Nasibmu Gus, Gus….
Nasibmu Gus, Gus….
Usai Prabowo membentuk dan mengumumkan Koalisi Indonesia Maju, yang mengidentikan diri dengan Kabinet Indonesia Maju, Muhaimin merasa ditendang oleh Prabowo. Kesempatan ini dibaca dengan baik oleh Surya Paloh, yang sepanjang tahun pusing menentukan cawapres untuk jagoannya.
Mengapa sih begitu sulit bagi AHY untuk dijadikan pasangan untuk Koalisi Perubahan itu?
Satu, suara Demokrat tidak sangat signifikan untuk bisa “mengatur,” memaksa bahwa AHY harus cawapres. Berbeda dengan PKB yang lebih gede, jelas lebih meyakinkan, jika Cak Imin mau menjadi calon RI2, dibandingkan AHY
Dua, suara dan kepopuleran AHY tidak juga banyak beranjak, masih segitu-segitu saja. Hanya survey internalnya saja yang mengatakan sangat tinggi. Padahal realitas bahwa survey juga menempatkan posisi Anies Baswedan terlalu jauh dengan dua kandidat lain. Mau, tidak mau koalisi harus mendapatkan calon wakil yang cukup kuat.
Tiga, sikap Demokrat yang sering abu-abu ketika berbicara kebersamaan, focus hanya pada kepentingan sendiri, membuat partai lain, ogah untuk mengalah dan memahami sikap demikian.
Jargon netral yang bisa juga diartikan enggan bekerja keras, faktanya juga mendukung Prabowo, namun tidak sepenuh hati dalam kampanye dan Bahasa tubuhnya di dalam kebersamaan mereka. Bisa dicek bagaimana SBY muram, bahkan cemberut ketika ada ada acara bareng-bareng.
Empat, elit Demokrat dan juga AHY sepanjang pemerintahan Jokowi nyinyir terus mengenai utang negara, infrastruktur, tata pemerintahan, padahal public sangat puas hingga 80%, itu mau dinegasi oleh mereka. Malah menjadi bumerang.
Pun banyak demo-demo yang bertendensi ada peran mereka. Demo UU Ciptaker, penolakan pengesahan UU yang sangat mendesak, seperti UU PKS, mereka menolak. Public tahu dan paham, apa yang ada dalam pemikiran Demokrat itu.
Lima, sikap kritis AHY dan juga elit Demokrat hanya demi kepentingan Cikeas, bukan bangsa dan negara. Lihat saja sikap mereka atas sikap intoleran, korupsi, dan juga kelompok ultrakanan mereka diam. Mengapa membiarkan? Karena mereka bersama-sama, mengharapkan dukungan.

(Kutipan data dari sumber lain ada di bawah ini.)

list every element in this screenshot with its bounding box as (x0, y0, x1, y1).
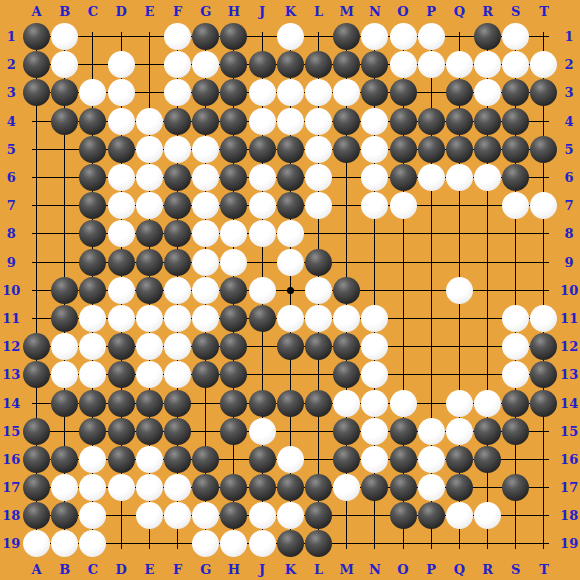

Enam, pembiaran kader dan elit mereka untuk menjadi seolah oposan, kritis, namun isinya jauh dari kritikan. Cenderung nyinyir dan sering ngehoax. Termasuk di dalamnya AHY. Bagaimana model demikian mau menjadi pemimpin, Ketika tidak bisa membaca data dengan baik. Masyarakat makin cerdas, mereka diam di tempat, mundur bahkan.
Tujuh, bayang-bayang SBY yang sangat dominan, membuat ketum partai ogah berurusan dengan anak bawang yang susah lepas dari bayangan pepo. Lihat saja bagaimana AHY selama ini selalu di ketiak SBY.
Delapan, struktur organisasi Demokrat yang kacau balau membuat public dan parpol juga jengah. Bagaimana bisa kakak, adik, bapak menjadi penentu dalam sebuah organisasi. Mirip kerajaan Cikeas, dari pada partai politik.
Sembilan, AHY justru dirusak oleh pepo dan memo dengan model memberikan jabatan ketua umum. Kader bukan, langsung menjadi ketua. Mayan Ibas yang jadi ketum, dan AHY dalam posisi capres atau cawapres itu lebih baik. Wong nyatakan Ibas yang lama di Demokrat.